You will need to work out how much state support you are entitled. However, according to Competitions and Markets Authority, this isn’t a simple task. They said that it was very difficult to understand how the funding system works and that steps must be taken to make it simpler.
Due to this, individuals and families are needlessly forced to sell their homes and other assets or investments in order to pay for care. A specialist law firm has even recovered £100m for clients for wrongly paying their care-home fees.
This is why we recommend that you get some expert advice when working out whether you will have to pay for your own long-term care. These experts can guide you through the process and help you figure out if you are eligible for certain state-funded services.

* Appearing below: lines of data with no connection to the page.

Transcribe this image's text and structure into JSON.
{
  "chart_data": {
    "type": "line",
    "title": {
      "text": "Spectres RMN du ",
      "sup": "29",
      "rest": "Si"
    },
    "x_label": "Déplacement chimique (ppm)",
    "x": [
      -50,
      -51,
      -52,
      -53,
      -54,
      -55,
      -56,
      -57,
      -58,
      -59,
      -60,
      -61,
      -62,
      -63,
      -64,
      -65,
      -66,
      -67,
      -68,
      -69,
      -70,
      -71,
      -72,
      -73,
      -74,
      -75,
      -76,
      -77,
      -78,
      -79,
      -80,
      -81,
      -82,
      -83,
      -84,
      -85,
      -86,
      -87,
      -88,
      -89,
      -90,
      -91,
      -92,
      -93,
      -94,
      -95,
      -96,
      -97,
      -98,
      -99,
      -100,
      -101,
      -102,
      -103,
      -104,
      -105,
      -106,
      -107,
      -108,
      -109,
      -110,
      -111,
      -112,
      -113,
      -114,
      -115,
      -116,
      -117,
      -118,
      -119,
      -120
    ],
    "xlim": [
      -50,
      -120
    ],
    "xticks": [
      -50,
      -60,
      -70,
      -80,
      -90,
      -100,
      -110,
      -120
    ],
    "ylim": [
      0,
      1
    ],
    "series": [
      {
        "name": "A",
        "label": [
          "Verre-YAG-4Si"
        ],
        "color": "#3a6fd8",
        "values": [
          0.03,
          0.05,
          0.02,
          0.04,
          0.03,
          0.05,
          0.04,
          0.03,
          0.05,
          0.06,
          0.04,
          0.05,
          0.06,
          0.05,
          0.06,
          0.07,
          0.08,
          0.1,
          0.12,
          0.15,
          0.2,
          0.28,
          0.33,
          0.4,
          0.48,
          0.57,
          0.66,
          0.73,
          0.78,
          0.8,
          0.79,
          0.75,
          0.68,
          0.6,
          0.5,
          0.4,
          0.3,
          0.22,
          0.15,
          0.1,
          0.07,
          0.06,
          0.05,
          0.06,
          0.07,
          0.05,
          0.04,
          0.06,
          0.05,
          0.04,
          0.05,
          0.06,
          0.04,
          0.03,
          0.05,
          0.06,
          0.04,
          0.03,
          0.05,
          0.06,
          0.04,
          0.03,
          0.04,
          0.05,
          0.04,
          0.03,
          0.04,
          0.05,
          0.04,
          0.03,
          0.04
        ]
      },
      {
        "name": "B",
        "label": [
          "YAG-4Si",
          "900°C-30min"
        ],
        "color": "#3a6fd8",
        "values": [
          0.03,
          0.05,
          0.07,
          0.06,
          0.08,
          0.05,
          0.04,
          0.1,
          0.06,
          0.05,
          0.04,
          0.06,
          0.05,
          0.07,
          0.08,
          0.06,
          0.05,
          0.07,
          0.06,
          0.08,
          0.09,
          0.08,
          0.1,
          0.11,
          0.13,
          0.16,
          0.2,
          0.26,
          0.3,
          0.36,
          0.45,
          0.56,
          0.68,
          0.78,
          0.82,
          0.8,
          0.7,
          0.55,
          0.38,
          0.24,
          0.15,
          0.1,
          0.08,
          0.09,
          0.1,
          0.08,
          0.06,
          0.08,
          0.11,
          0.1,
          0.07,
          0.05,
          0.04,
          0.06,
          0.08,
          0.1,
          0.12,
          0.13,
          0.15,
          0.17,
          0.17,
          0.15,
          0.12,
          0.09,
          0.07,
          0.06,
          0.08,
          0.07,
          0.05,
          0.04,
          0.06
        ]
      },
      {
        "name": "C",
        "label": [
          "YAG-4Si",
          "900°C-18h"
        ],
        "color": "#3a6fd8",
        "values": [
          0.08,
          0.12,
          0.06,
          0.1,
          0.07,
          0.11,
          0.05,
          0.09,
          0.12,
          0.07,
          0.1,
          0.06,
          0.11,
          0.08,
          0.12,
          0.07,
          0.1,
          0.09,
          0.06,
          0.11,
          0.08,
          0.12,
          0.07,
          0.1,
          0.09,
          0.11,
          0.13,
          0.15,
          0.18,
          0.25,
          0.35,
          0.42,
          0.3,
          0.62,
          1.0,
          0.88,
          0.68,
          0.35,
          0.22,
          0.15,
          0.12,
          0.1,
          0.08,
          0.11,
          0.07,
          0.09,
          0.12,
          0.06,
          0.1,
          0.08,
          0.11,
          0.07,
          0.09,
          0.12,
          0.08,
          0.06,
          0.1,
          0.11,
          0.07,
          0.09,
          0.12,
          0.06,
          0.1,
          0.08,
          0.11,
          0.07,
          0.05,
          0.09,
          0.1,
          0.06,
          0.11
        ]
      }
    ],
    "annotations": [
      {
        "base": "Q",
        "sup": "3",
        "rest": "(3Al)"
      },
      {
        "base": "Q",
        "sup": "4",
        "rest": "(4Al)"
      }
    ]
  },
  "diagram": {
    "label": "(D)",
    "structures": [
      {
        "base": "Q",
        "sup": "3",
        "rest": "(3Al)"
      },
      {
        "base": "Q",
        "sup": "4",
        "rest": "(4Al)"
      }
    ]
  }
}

If you have done all your calculations and found that you have to pay for your own care, then there are ways where you could significantly cut your costs. The key is to not pay the price the care home quotes you. The average cost of a care home is 43% more than what the local authority pays. Therefore, you have to negotiate a better rate for your care costs.
If you can’t negotiate, there are organisations that can help you reduce your care costs. One of them is the Care Co-operative which is designed to help people cut the cost of their care. It is a network of 50 care homes across the UK that have agreed to offer discounts of up to 25% to self-funders who have found a place through the website. The main objective of the organisation is to let the self-funders enjoy the bulk discounts that are usually reserved for the local authorities.
You can join Care Co-operative for £19.50 as a one off fee and then search the website for places at care homes in your area. One user has already saved £2,000 over six months after getting a 10% discount on their mother’s care costs.
Another organisation that can help you is the Valuing Care consultancy. They will assess whether a quote that you have received from a care home is fair based on data it has accumulated. They will negotiate on your behalf if they think you are not getting a good value from your care home. The cost of their negotiations service varies depending on whether you find a care home for yourself. This will be around £480 to £660.